Yellow Fever
Meets the Major
On September 13, 1851, American army physician Walter Reed was born. After completing his medical education and internship, He entered the U S Army Medical Corps. For almost two decades he practiced medicine while serving at frontier army stations. When he returned east, he studied pathology and bacteriology at Johns Hopkins Hospital.
The Panama Canal was under construction but its progress slowed and hampered by the large number of deaths occurring from yellow fever. A debate raged on its cause – argued as a bacterium or mosquito-borne infection. As a professor of bacteriology in the new Army Medical School, Major Reed was charged with solving the yellow fever problem.
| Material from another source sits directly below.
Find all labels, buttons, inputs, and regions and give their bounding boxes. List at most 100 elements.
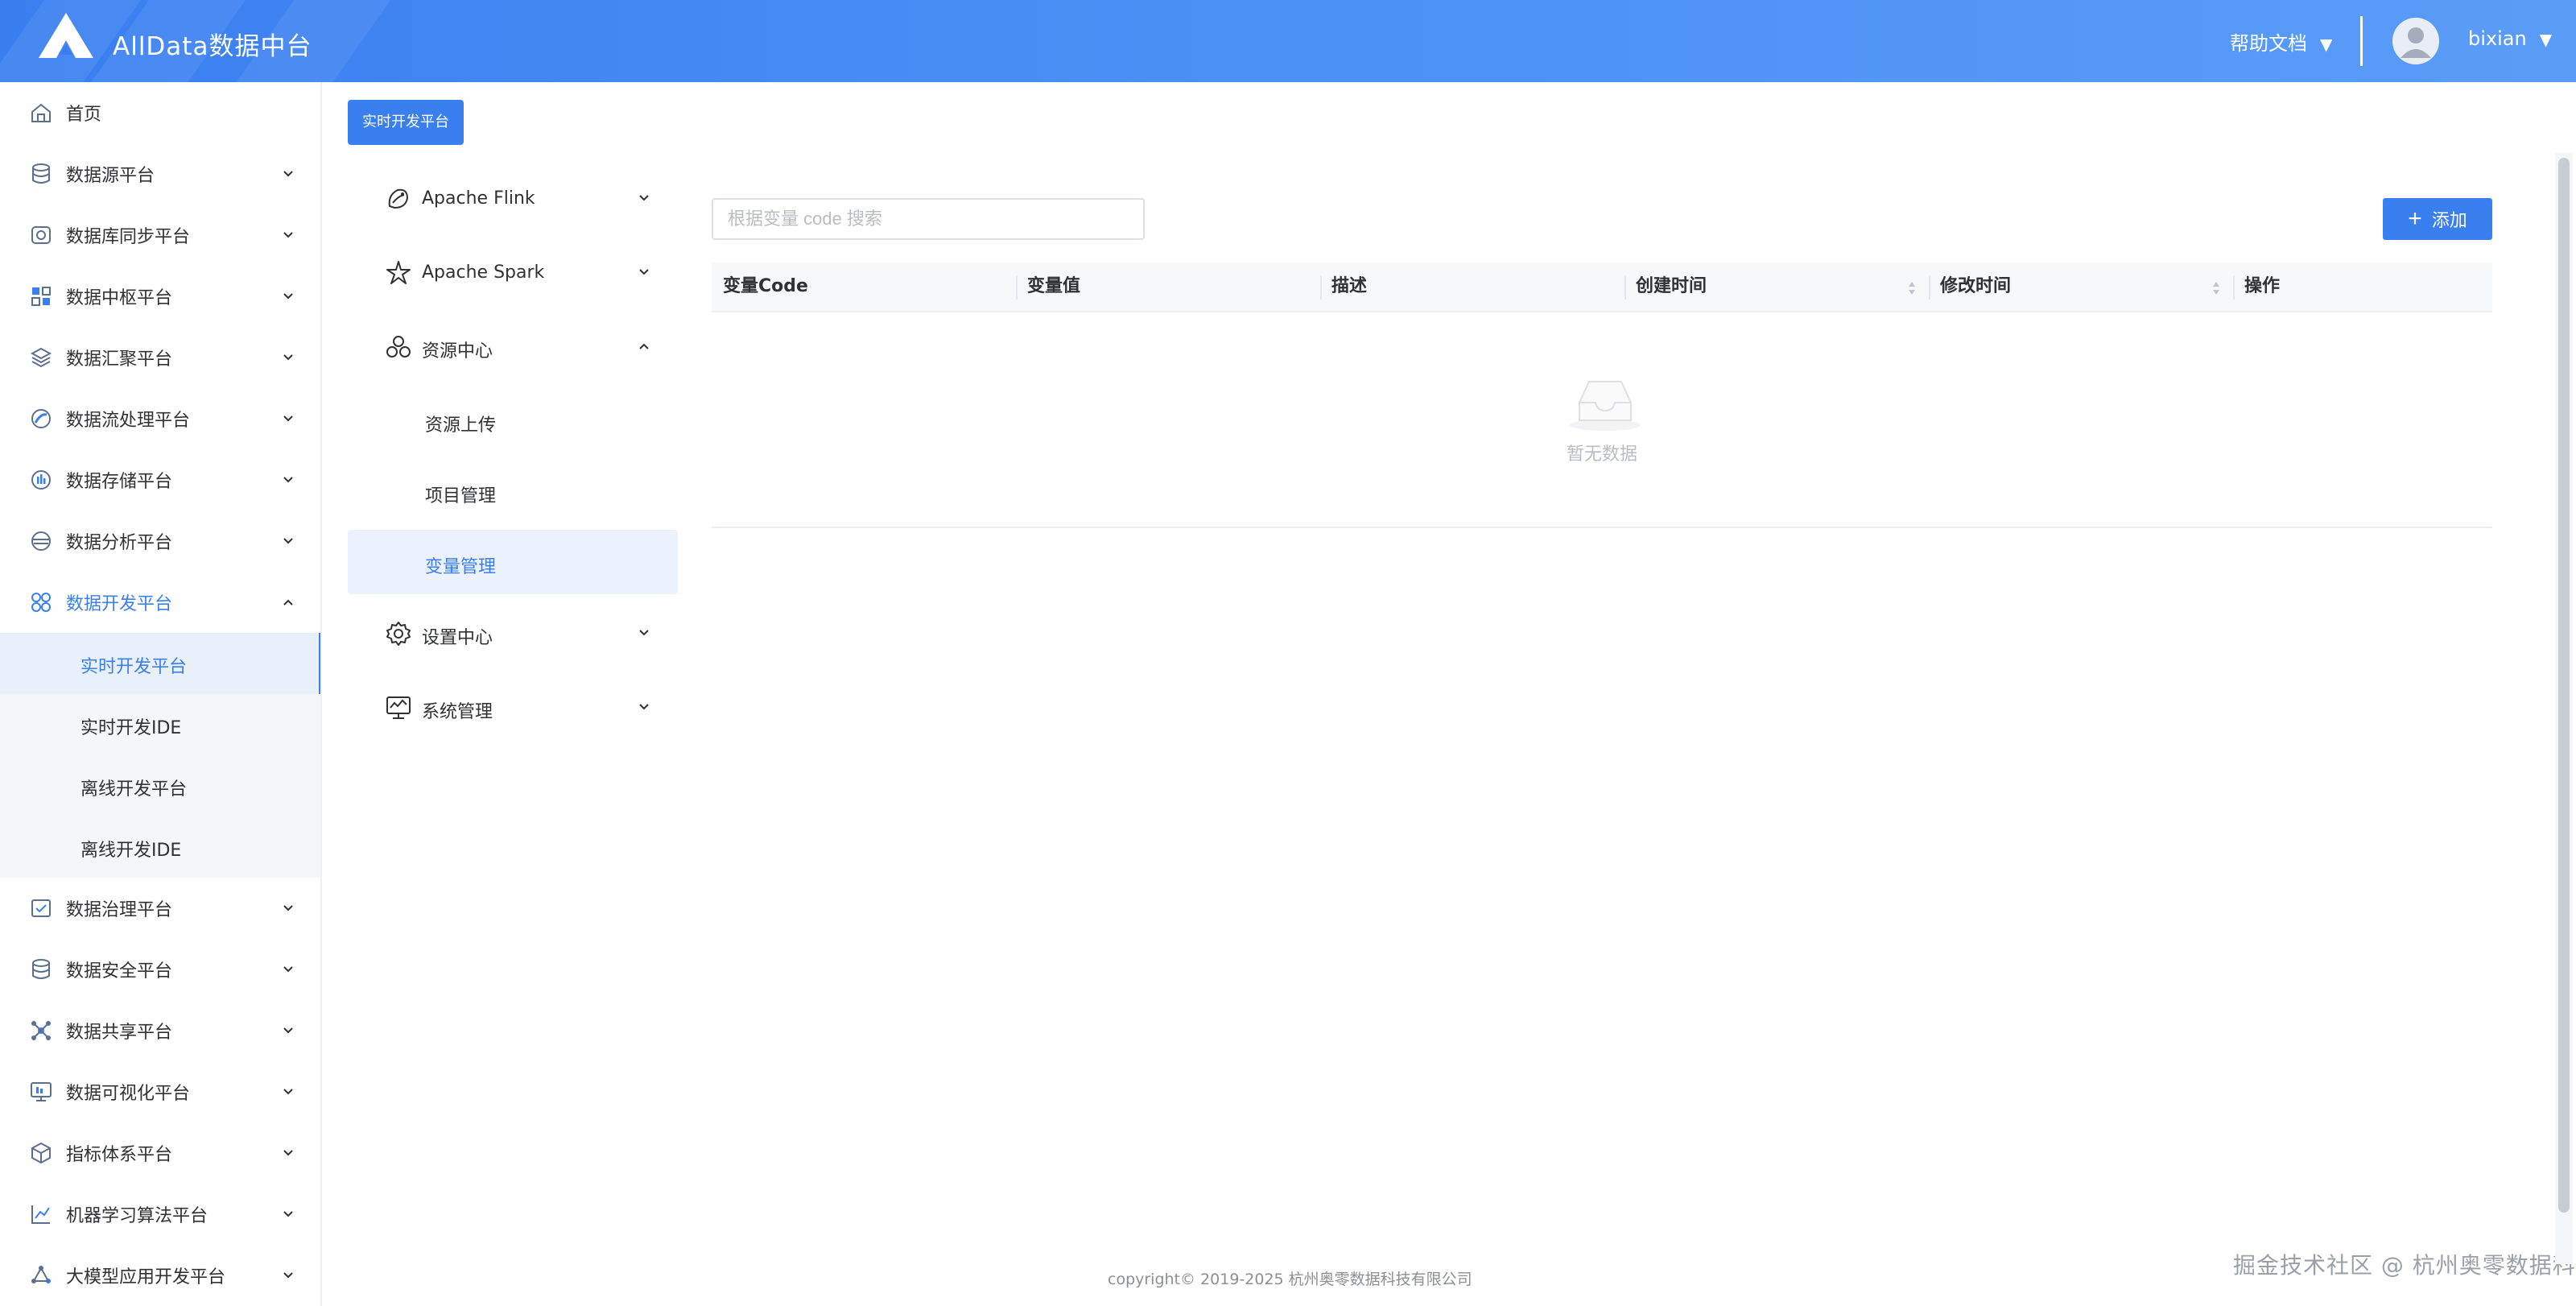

Without benefit of knowledge about viruses and the possibility (later proved) that yellow fever was viral, Reed waged a campaign against the deadly yellow fever based on scientific design, process, and data. As the investigating team leader in Panama, Reed crafted an onsite camp experiment to prove one theory or the other. He worked with human volunteers that included some of his own medical staffers
He confirmed the long held view of Cuban physician-scientist Dr. Carlos Finlay, that the mosquito of genus Aedes was the carrier spreading the disease in humans. Once identified as disease carriers, mosquito populations were curbed and precautions taken.
Vaccines against the deadly yellow fever virus continue to be refined to this day.
Walter Reed’s name is memorialized in the Walter Reed National Military Medical Center. In 1953, the Army Medical School was renamed the Walter Reed Army Institute of Research.